Bright man, he. He went on to describe how he had licked each of his fingers at breakfast at his hotel. (I told you he had no inhibitions.)
It turns out, according to him, that Italy does not have anything resembling American bacon. I explained to him that Americans make a fuss about prosciutto, which mystified him greatly.
Americans overseas grow so nostalgic for the flavor that a product has arisen called “Bacon Salt.” Bacon Salt is not only zero calorie and zero fat, but, conveniently for troops serving in majority Islamic or Jewish areas, is vegetarian and kosher. The Bacon Salt people also sell an enormous range of auxiliary products from baconnaise to bacon croutons.
Americans love the flavor of bacon so much that the Bacon Salt website delightedly sells bacon-flavored lip balm and bacon-flavored sex lube. There is actually a program to send Bacon Salt to American troops overseas.
But with Bacon Salt, as with sex lube, nothing matches the real thing, nor does it claim to. Nothing matches the salty, fragrant, finger-coating, mouth-filling… hmm, what was I talking about? Oh, bacon.
I love the breakfasts at the diner across the street, but I never order their bacon, because it manages to be simultaneously limp and gristly.

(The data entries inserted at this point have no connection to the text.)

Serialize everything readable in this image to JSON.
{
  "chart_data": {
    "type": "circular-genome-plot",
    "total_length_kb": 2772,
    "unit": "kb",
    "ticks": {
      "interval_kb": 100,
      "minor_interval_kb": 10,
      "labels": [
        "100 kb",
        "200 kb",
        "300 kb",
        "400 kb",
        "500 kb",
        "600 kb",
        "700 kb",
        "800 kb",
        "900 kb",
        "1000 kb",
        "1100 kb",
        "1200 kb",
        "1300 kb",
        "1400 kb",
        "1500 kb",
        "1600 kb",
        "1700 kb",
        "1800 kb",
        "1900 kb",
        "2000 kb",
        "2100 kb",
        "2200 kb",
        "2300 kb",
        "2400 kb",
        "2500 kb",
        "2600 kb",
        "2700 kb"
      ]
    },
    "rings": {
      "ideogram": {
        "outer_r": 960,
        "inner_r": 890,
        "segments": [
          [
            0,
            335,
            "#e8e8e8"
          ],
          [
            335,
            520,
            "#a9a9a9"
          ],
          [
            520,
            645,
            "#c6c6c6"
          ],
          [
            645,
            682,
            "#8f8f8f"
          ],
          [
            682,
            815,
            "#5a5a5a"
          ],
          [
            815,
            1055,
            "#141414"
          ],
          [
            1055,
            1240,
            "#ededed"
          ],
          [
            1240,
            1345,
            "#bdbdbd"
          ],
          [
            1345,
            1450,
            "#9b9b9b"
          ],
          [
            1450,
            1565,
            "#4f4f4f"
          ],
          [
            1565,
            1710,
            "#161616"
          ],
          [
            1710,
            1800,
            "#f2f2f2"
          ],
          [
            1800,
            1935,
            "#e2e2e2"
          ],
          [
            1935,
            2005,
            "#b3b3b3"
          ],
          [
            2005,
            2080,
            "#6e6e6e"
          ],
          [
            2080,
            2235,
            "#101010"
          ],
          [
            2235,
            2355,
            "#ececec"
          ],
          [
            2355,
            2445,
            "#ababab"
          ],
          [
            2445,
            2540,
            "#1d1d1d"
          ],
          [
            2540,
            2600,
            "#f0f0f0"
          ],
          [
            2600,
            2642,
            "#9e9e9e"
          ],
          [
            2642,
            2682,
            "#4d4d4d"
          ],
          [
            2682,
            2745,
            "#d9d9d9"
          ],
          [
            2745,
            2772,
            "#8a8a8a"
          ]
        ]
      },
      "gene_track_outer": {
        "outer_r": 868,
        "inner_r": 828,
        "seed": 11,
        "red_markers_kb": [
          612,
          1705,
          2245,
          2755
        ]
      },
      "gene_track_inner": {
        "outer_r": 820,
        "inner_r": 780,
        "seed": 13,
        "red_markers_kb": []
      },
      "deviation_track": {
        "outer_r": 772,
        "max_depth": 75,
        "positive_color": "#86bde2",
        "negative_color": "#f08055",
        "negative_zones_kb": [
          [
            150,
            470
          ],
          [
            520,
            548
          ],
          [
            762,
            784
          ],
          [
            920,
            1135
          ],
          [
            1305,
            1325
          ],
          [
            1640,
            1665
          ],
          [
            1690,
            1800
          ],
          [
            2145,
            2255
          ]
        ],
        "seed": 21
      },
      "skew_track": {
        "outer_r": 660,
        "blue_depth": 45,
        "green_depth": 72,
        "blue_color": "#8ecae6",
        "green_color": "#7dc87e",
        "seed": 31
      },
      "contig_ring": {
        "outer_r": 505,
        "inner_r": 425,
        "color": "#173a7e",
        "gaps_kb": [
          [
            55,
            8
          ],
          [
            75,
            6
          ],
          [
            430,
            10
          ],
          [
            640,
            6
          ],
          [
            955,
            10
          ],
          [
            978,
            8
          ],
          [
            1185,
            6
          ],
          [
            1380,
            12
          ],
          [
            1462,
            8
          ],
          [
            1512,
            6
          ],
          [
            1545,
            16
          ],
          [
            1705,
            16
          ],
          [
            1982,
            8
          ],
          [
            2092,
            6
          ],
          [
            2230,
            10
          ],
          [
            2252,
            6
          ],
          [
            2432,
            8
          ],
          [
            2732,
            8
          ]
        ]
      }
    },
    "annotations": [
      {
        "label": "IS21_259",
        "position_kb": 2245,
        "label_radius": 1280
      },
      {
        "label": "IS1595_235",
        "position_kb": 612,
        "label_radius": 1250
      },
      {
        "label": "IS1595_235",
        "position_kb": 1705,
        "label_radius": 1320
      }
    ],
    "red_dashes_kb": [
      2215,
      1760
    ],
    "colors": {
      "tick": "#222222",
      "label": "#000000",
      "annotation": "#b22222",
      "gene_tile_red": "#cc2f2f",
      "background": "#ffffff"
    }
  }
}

At work, when someone retires, amidst the smorgasbord at the party is a chafing dish filled with scallops wrapped in bacon. It’s delicious, and I always eat far more than my fair share, but in this economy, people aren’t retiring.
And as the inhabitant of a very tiny SRO, I never get to make bacon, let alone in all the ways I want. I can only dream of crispy bacon slices, and pea soup with chopped browned bacon, gravy made with bacon drippings served over tender biscuits, and BLT sandwiches.
If the American media is to be believed, which is a very dubitable assumption, Benton’s Hickory Smoked Country Bacon is the pinnacle of real American bacon.
Everyone from Esquire Magazine to the Huffington Post sings the praises of thick and smoky Benton’s bacon, which, the website warns, has a delivery lag of five weeks or more, which is understandable, given that they are only charging $26 for four pounds, and one can have it as an everyday luxury until the Grim Reaper appears in the form of heart disease or colon cancer.
Still and all, I am desperately curious about how delicious Benton’s bacon is. Can you help me out, please?
Please be patient with the delivery time and try some Benton’s bacon, come back to this blog, and let me know. Hype or heaven? Okay? Okay. Thank you very much.